TransformerTTS
TransformerTTS copied to clipboard
Multiple Vocal voices
it seems that current implementation is designed to single vocal voice like LJspeech dataset which u used.. this dataset is 24 hour audio recording of single vocal.
I have a dataset of hundred of vocal , each vocal has less than hour audio recording.
Can u trained a multiple vocal model.
If not then is it possible that somehow i can perform fine tuning but taking your pre trained model and fine tune it on my single vocal with less than 1 hour audio recording
I have not experimented yet but in general this should be hard but doable. The results will probably vary. You can also experiment with adding some speaker embeddings (concatenating along the vertical axis of the input tokens for instance)

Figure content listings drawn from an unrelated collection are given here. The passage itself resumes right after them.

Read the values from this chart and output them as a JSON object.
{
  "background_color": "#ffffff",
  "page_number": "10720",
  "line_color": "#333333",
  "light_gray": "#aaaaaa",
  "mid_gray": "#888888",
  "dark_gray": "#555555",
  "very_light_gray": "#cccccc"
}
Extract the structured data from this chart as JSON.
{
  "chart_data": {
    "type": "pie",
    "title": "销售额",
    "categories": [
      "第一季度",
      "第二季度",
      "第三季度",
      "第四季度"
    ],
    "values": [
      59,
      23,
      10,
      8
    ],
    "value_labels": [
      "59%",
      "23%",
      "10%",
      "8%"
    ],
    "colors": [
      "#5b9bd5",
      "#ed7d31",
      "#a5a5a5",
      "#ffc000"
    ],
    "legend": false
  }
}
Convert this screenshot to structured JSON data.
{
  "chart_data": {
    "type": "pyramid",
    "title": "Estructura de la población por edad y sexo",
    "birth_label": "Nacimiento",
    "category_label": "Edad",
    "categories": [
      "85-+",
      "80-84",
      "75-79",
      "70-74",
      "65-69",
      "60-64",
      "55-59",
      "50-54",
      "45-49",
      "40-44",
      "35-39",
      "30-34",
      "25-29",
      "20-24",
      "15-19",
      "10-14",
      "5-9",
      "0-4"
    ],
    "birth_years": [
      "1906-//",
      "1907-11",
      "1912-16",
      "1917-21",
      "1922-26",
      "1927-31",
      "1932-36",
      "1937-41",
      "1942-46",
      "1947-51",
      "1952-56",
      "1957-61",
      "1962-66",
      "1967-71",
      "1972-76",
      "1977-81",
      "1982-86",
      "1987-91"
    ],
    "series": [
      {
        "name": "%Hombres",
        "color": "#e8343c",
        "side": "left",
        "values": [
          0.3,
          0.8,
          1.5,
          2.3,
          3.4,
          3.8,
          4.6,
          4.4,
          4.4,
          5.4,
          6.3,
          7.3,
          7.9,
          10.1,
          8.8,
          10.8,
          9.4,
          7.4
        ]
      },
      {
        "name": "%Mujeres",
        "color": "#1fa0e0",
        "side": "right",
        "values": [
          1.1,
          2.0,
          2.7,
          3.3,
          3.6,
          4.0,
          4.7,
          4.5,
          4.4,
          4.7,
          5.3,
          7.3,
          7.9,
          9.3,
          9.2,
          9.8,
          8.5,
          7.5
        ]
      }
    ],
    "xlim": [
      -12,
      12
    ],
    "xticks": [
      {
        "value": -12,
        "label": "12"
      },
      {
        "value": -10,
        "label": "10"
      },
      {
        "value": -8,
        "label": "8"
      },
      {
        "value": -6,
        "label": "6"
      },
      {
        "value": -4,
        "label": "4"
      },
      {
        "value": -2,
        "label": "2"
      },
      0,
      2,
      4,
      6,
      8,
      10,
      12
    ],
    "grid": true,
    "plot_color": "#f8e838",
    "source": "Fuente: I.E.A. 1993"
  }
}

I have not experimented yet but in general this should be hard but doable. The results will probably vary. You can also experiment with adding some speaker embeddings (concatenating along the vertical axis of the input tokens for instance)
what about another issue of fine tuning existing model. since my single speaker has 40 minutes recording only.
Sorry I don't understand the difference with the previous question. You can do the following:
- train model from scratch and see what the results look like (very likely to not generalize well at all)
- take the pretrained model, and retrain it on you corpus (very likely to get better results than previous option, but sub-optimal quality, I have not experimented much on this yet)
- add speaker embeddings and train on the joint corpus. You might want to add more speakers to the dataset.
@arsalan993 - Did you try finetuning on your speaker with 40 mins of audio. How did it go ?